Hurricane Sergio Threatening to Boomerang with Heavy Rainfalls in Southwest U.S.

Category 4 hurricane Sergio remains in full power around the area of the Pacific, the National Hurricane Center reported, adding that what draws more interest is what Sergio might do next.

The hurricane is currently located some 800 miles southwest of Cabo San Lucas and is moving at approximately 9 miles per hour. Although it packs maximum sustained winds and intense thunderstorms, there is no threat to land in the west and northwest region.

That’s likely to change, however, and the southwest U.S., including Southern California areas Los Angeles and San Diego and parts of the Desert Southwest including Phoenix, which just experienced heavy rain and some flooding from the remnants of Hurricane Rosa, could get heavy rain from Sergio late next week.
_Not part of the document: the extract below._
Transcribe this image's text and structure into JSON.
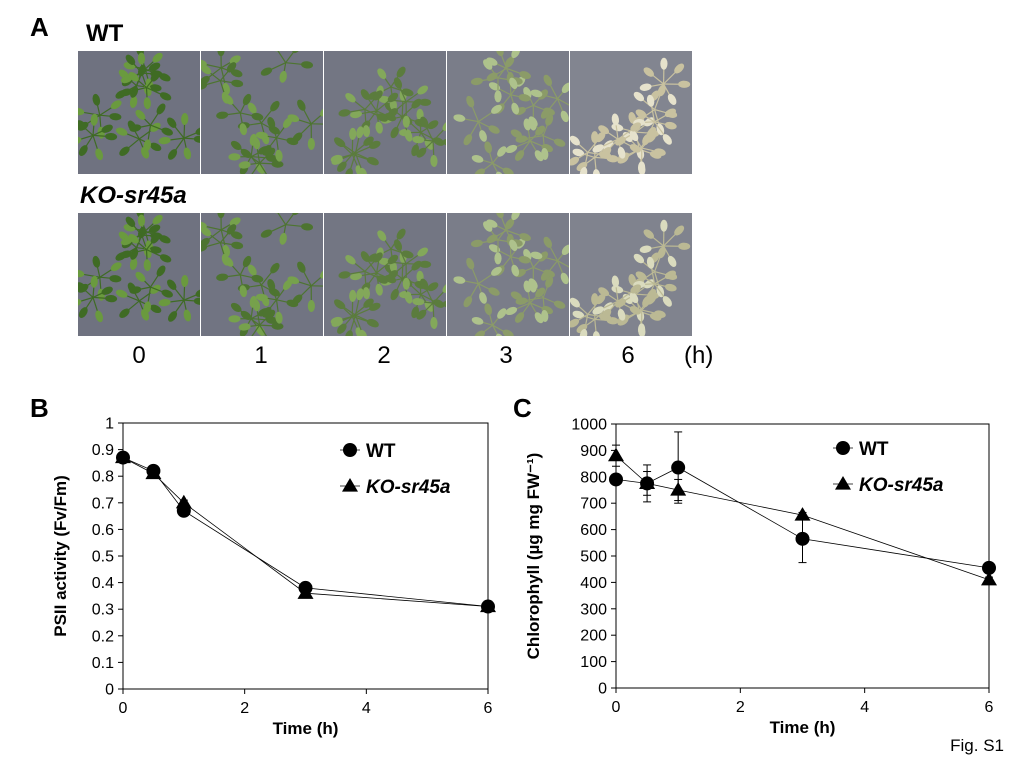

“Into this weekend, the track of Sergio will take the storm farther out to sea and over cooler waters which will allow gradual weakening,” according to AccuWeather Hurricane Expert Dan Kottlowski. “However, a turn toward the north is likely early next week, followed by a turn to the northeast and an increase in forwarding speed is possible later next week.”

That Sergio storm track would bring the hurricane across Baja California, just as Hurricane Rosa did last week. That could bring rain downpours from Los Angeles to San Diego and into Phoenix, Arizona, Accuweather forecast maps showed Wednesday. The latest forecast models show Sergio would be at tropical storm strength when it made landfall across Baja California.

“Thee (European) and (GFS) model runs from Wednesday night suggest that Sergio could make a run for Baja California as a weakening tropical storm late next week,” reported Dr. Jeff Masters of Weather Underground.

The official National Hurricane Center forecast is in agreement that Hurricane Sergio will make a turn in the coming days.

“Late this weekend, a decrease in forwarding speed is expected as the ridge retreats in response to a large trough over the southwestern United States,” the National Hurricane Center said in an update late Wednesday. “This change in the steering pattern should cause the cyclone to turn northeastward by the end of the forecast period.”